5. Advancement is too steep. On the one hand, that's ok, because I do want to race through this opening campaign and finish it before Christmas, and I do want the characters to grow quickly. I generally give the maximum (3) XP award every session. I do have a problem with Bennies being turned into XP however. I've noticed players hoarding their Bennies and only rarely rerolling or soaking damage in order to get that roll at the end of the session. One player in particular has been extremely lucky with those, and in one of the sessions, I had to tell a player I wasn't comfortable with him leveling twice in the same session (in other words, his Bennies went and gave him 3 XP on top of the 3 I was handing out). In a slower-moving campaign (or maybe even in the near future), I may rule that the number of Bennies you have left represents a number of chances at rolling for an extra XP, limiting the bonus at +1 per session.

6. I like Plot Points. Evernight's, at least, work very well to date. I'd say I'm much more Story-oriented than Campaign-oriented, so the idea of telling a finite story appeals to me and my players strapped for time. Savage Worlds products like Evernight feature a strong setting + prewritten campaign combo that not only saves on prep time and money, but also allows the story to take an unexpected turn. If Evernight was a standard setting, GMs would probably start the story with the sky already obscured, but Evernight first sets up the idyllic fantasy world before pulling the rug out from under the players' feet. The Plot Points also support a learning curve for new players as more and more Savage Worlds and setting concepts come into play. The setting is revealed through the adventures, so the GM doesn't need to assimilate and then parcel out setting information in contrived ways. I know the quality of these varies, but in Evernight at least, I've nothing to complain about.

7. The card-based initiative fuels momentum. I was worried at first that the use of cards, which seems cool in Deadlands, would clash with other settings. While it's not exactly on target when it comes to genre, it's a fun initiative system. Players like to throw down, and my quick calling out of card numbers gives pace to combat that can sometimes be long (especially against larger forces). To make it better suited to fantasy, I'm using Tarot cards instead of playing cards, with the Knights taken out and all but the Fool and the Sun (Evernight's god) as jokers.

8. I'm using the Adventure Deck. This is a fun tool full of New School goodness. They don't come into play all that often (though as the characters become Seasoned, they'll get more cards to use).

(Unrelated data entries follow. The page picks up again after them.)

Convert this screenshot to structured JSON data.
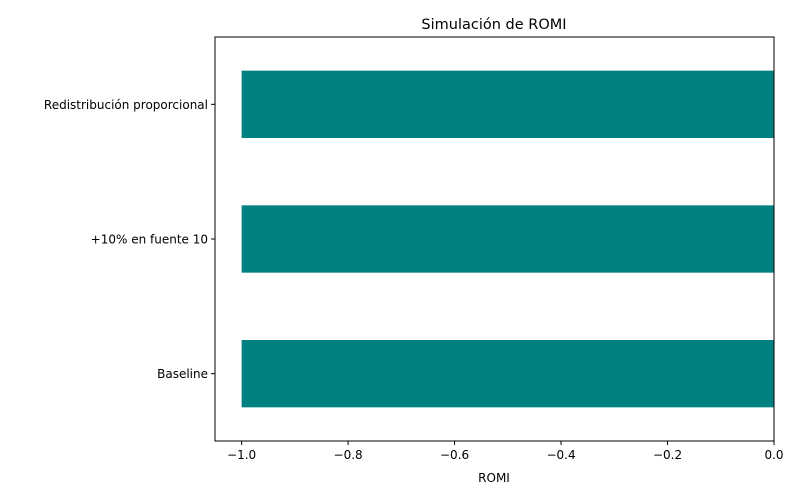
{
  "chart_data": {
    "type": "bar",
    "orientation": "horizontal",
    "title": "Simulación de ROMI",
    "xlabel": "ROMI",
    "ylabel": "",
    "categories": [
      "Baseline",
      "+10% en fuente 10",
      "Redistribución proporcional"
    ],
    "values": [
      -1.0,
      -1.0,
      -1.0
    ],
    "xlim": [
      -1.05,
      0.0
    ],
    "xticks": [
      -1.0,
      -0.8,
      -0.6,
      -0.4,
      -0.2,
      0.0
    ],
    "xtick_labels": [
      "−1.0",
      "−0.8",
      "−0.6",
      "−0.4",
      "−0.2",
      "0.0"
    ],
    "grid": false,
    "legend": "none",
    "bar_color": "#008080"
  }
}
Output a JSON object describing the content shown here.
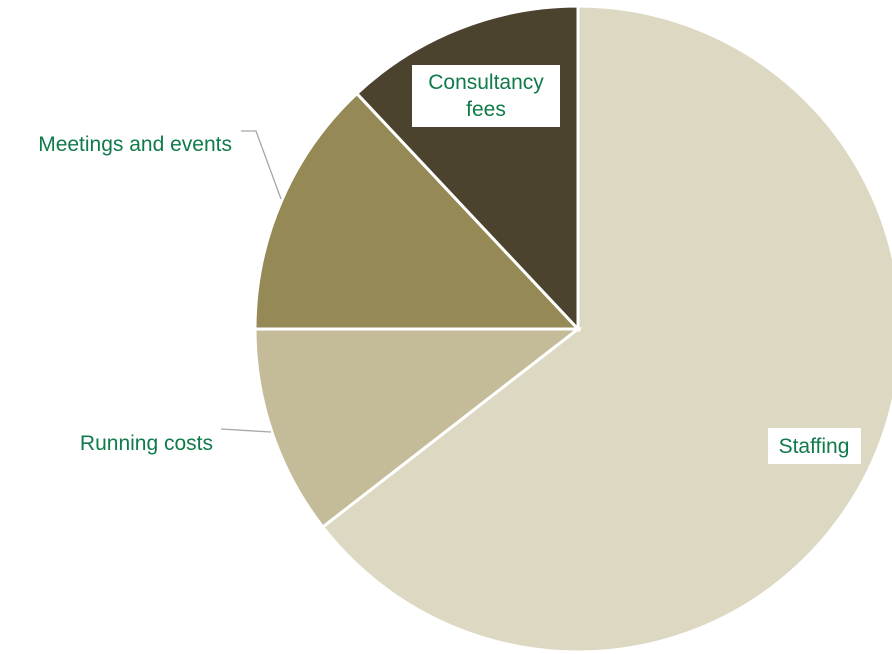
{
  "chart_data": {
    "type": "pie",
    "title": "",
    "colors": {
      "Staffing": "#ddd8c2",
      "Running costs": "#c4bb98",
      "Meetings and events": "#958955",
      "Consultancy fees": "#4b432d",
      "label_text": "#0f7a4a",
      "leader_line": "#a6a6a6"
    },
    "slices": [
      {
        "label": "Staffing",
        "value": 64.5,
        "color": "#ddd8c2"
      },
      {
        "label": "Running costs",
        "value": 10.5,
        "color": "#c4bb98"
      },
      {
        "label": "Meetings and events",
        "value": 13.0,
        "color": "#958955"
      },
      {
        "label": "Consultancy fees",
        "value": 12.0,
        "color": "#4b432d"
      }
    ],
    "labels": {
      "staffing": "Staffing",
      "running_costs": "Running costs",
      "meetings_and_events": "Meetings and events",
      "consultancy_line1": "Consultancy",
      "consultancy_line2": "fees"
    },
    "legend": "none",
    "start_angle": "top (12 o'clock), clockwise"
  }
}
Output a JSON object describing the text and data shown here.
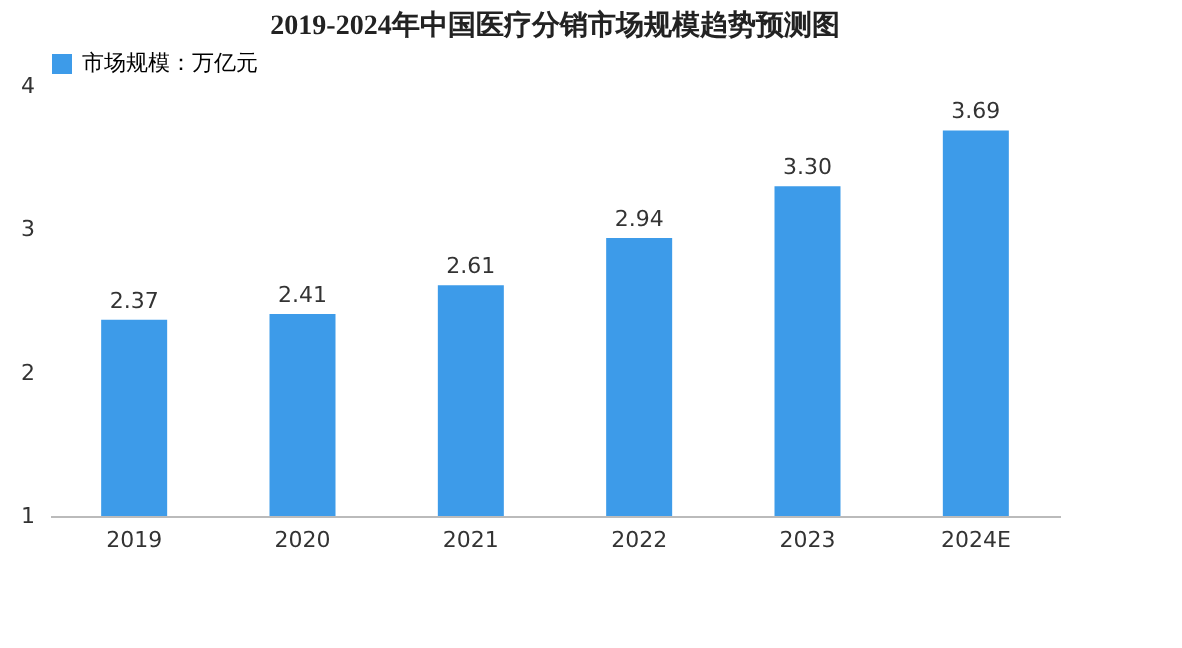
{
  "chart_data": {
    "type": "bar",
    "title": "2019-2024年中国医疗分销市场规模趋势预测图",
    "categories": [
      "2019",
      "2020",
      "2021",
      "2022",
      "2023",
      "2024E"
    ],
    "series": [
      {
        "name": "市场规模：万亿元",
        "color": "#3d9be9",
        "values": [
          2.37,
          2.41,
          2.61,
          2.94,
          3.3,
          3.69
        ]
      }
    ],
    "value_labels": [
      "2.37",
      "2.41",
      "2.61",
      "2.94",
      "3.30",
      "3.69"
    ],
    "ylim": [
      1,
      4
    ],
    "yticks": [
      1,
      2,
      3,
      4
    ],
    "grid": false,
    "legend": "top"
  }
}
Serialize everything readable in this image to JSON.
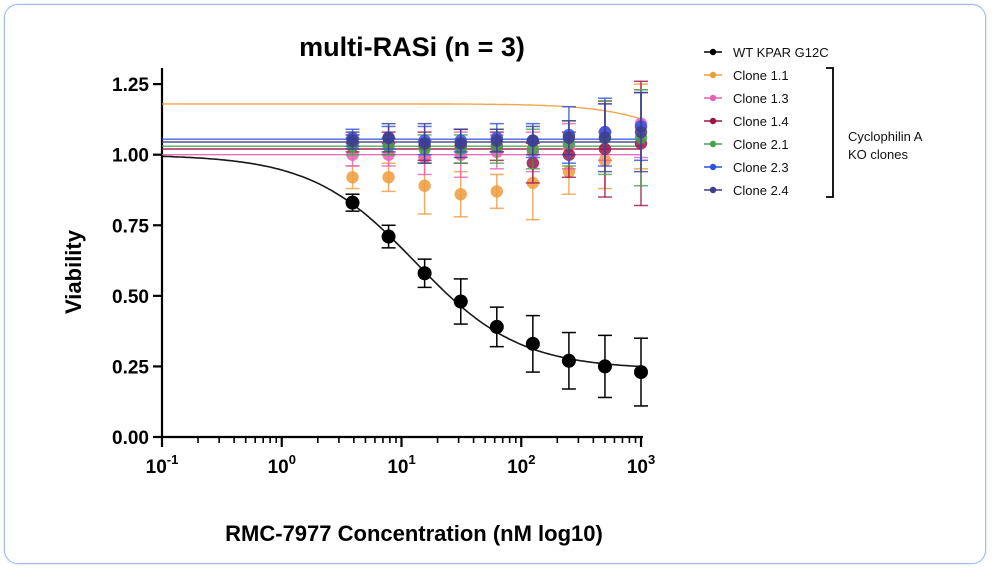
{
  "chart_data": {
    "type": "scatter",
    "title": "multi-RASi (n = 3)",
    "xlabel": "RMC-7977 Concentration (nM log10)",
    "ylabel": "Viability",
    "x_scale": "log",
    "xlim": [
      0.1,
      1000
    ],
    "ylim": [
      0,
      1.3
    ],
    "x_ticks": [
      {
        "base": "10",
        "exp": "-1"
      },
      {
        "base": "10",
        "exp": "0"
      },
      {
        "base": "10",
        "exp": "1"
      },
      {
        "base": "10",
        "exp": "2"
      },
      {
        "base": "10",
        "exp": "3"
      }
    ],
    "y_ticks": [
      "0.00",
      "0.25",
      "0.50",
      "0.75",
      "1.00",
      "1.25"
    ],
    "y_tick_values": [
      0,
      0.25,
      0.5,
      0.75,
      1.0,
      1.25
    ],
    "legend_position": "right",
    "bracket_label": [
      "Cyclophilin A",
      "KO clones"
    ],
    "x": [
      3.9,
      7.8,
      15.6,
      31.25,
      62.5,
      125,
      250,
      500,
      1000
    ],
    "series": [
      {
        "name": "WT KPAR G12C",
        "color": "#000000",
        "values": [
          0.83,
          0.71,
          0.58,
          0.48,
          0.39,
          0.33,
          0.27,
          0.25,
          0.23
        ],
        "err": [
          0.03,
          0.04,
          0.05,
          0.08,
          0.07,
          0.1,
          0.1,
          0.11,
          0.12
        ],
        "fit": {
          "top": 1.0,
          "bottom": 0.24,
          "ec50": 13,
          "hill": 1.0
        }
      },
      {
        "name": "Clone 1.1",
        "color": "#ef9b3c",
        "values": [
          0.92,
          0.92,
          0.89,
          0.86,
          0.87,
          0.9,
          0.94,
          0.98,
          1.1
        ],
        "err": [
          0.04,
          0.05,
          0.1,
          0.08,
          0.06,
          0.13,
          0.08,
          0.1,
          0.15
        ],
        "fit": {
          "top": 1.18,
          "bottom": 0.905,
          "ec50": 3000,
          "hill": 1.3
        }
      },
      {
        "name": "Clone 1.3",
        "color": "#e85fb4",
        "values": [
          1.0,
          1.0,
          0.99,
          1.0,
          1.01,
          1.01,
          1.03,
          1.08,
          1.11
        ],
        "err": [
          0.04,
          0.04,
          0.06,
          0.08,
          0.06,
          0.07,
          0.08,
          0.1,
          0.12
        ],
        "fit": {
          "flat": 1.0
        }
      },
      {
        "name": "Clone 1.4",
        "color": "#a0124a",
        "values": [
          1.04,
          1.04,
          1.03,
          1.03,
          1.03,
          0.97,
          1.0,
          1.02,
          1.04
        ],
        "err": [
          0.03,
          0.04,
          0.05,
          0.06,
          0.05,
          0.07,
          0.08,
          0.17,
          0.22
        ],
        "fit": {
          "flat": 1.02
        }
      },
      {
        "name": "Clone 2.1",
        "color": "#43a34a",
        "values": [
          1.03,
          1.03,
          1.02,
          1.02,
          1.03,
          1.02,
          1.04,
          1.06,
          1.06
        ],
        "err": [
          0.03,
          0.03,
          0.05,
          0.05,
          0.06,
          0.07,
          0.08,
          0.13,
          0.17
        ],
        "fit": {
          "flat": 1.03
        }
      },
      {
        "name": "Clone 2.3",
        "color": "#2f52e0",
        "values": [
          1.06,
          1.06,
          1.05,
          1.05,
          1.06,
          1.05,
          1.07,
          1.08,
          1.1
        ],
        "err": [
          0.03,
          0.04,
          0.05,
          0.04,
          0.05,
          0.06,
          0.1,
          0.12,
          0.12
        ],
        "fit": {
          "flat": 1.055
        }
      },
      {
        "name": "Clone 2.4",
        "color": "#3f3c8c",
        "values": [
          1.05,
          1.06,
          1.04,
          1.04,
          1.05,
          1.05,
          1.06,
          1.06,
          1.08
        ],
        "err": [
          0.03,
          0.05,
          0.07,
          0.05,
          0.04,
          0.05,
          0.06,
          0.12,
          0.14
        ],
        "fit": {
          "flat": 1.045
        }
      }
    ]
  }
}
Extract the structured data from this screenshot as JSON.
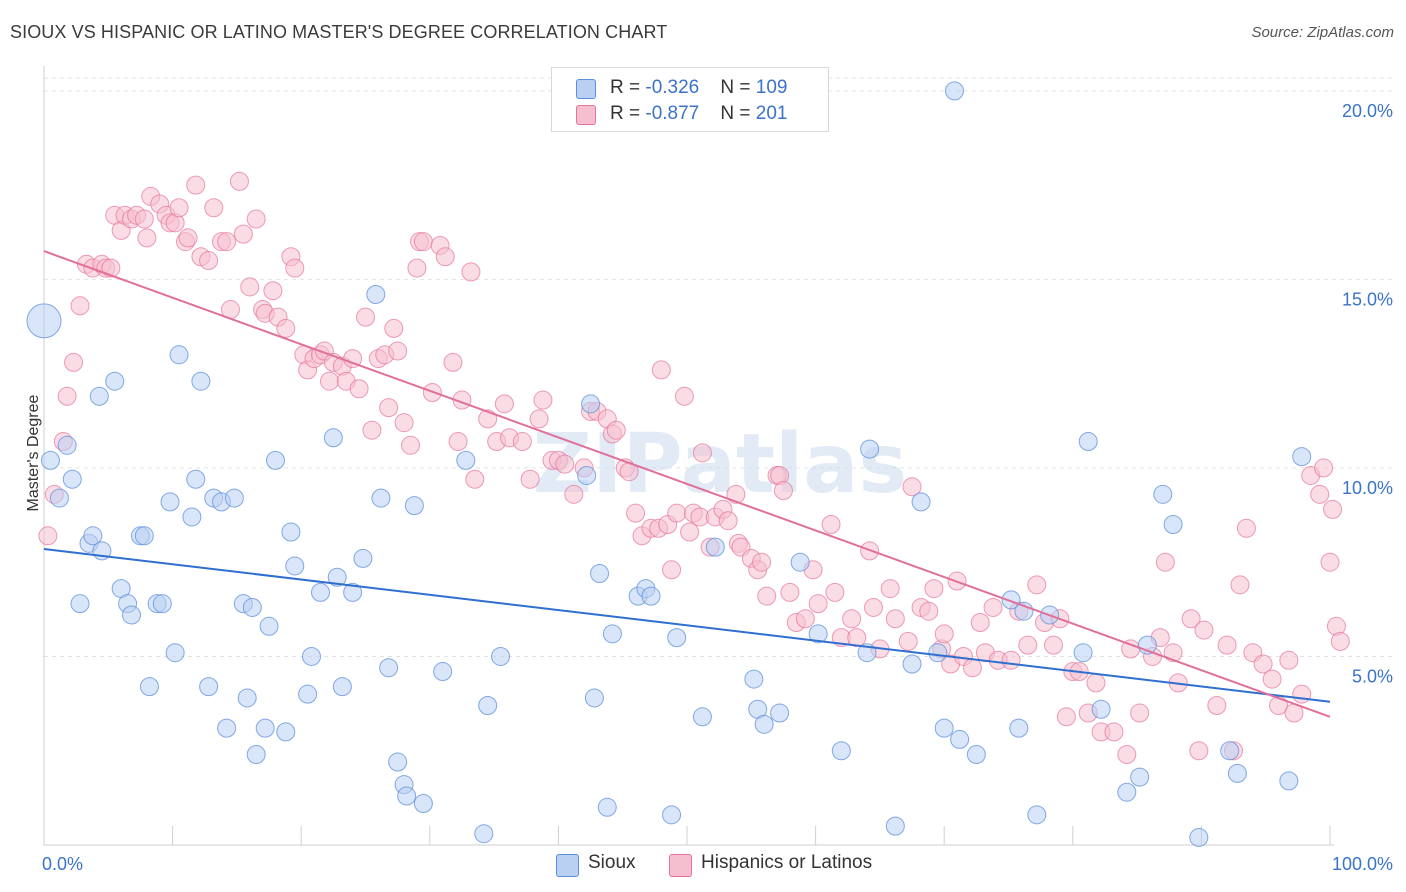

9. Allies are a good way to learn the later echelons. The players have had a chance to play with Allies of higher level in one session - something Savage Worlds recommends - and not only did it open up new strategic possibilities, but it also gave the players a look at what was possible at those higher levels. They hit Seasoned a little wiser than they might otherwise have been, and will be able to make more educated choices of Edges and spells, having had a chance to "test-drive" them.

10. I will continue using Savage Worlds. After Evernight wraps up, I'm quite willing to pick up another Savage Worlds setting and have more fun, whether with Plots Points or not. I'm even interested in using Savage Worlds to play in non-SW settings (like doing that Ninja Wars OD&D thing that was almost our next campaign). he system is quick, fun and easy to adapt. In 2011, I look forward to some Rippers, Slipstream or maybe some kind of Kung Fu epic, depending on what my players want to do once they've had their fantasy fix.

Maybe I'll have more comments 15 sessions in...


Granger44 said...

The Explorer's Edition of Savage Worlds did away with turning bennies into XP since the Savage Worlds Devs really want bennies to be spent (and earned) freely. I would suggest adopting that as a house rule especially since you are already awarding 3 XP for each session instead of 2.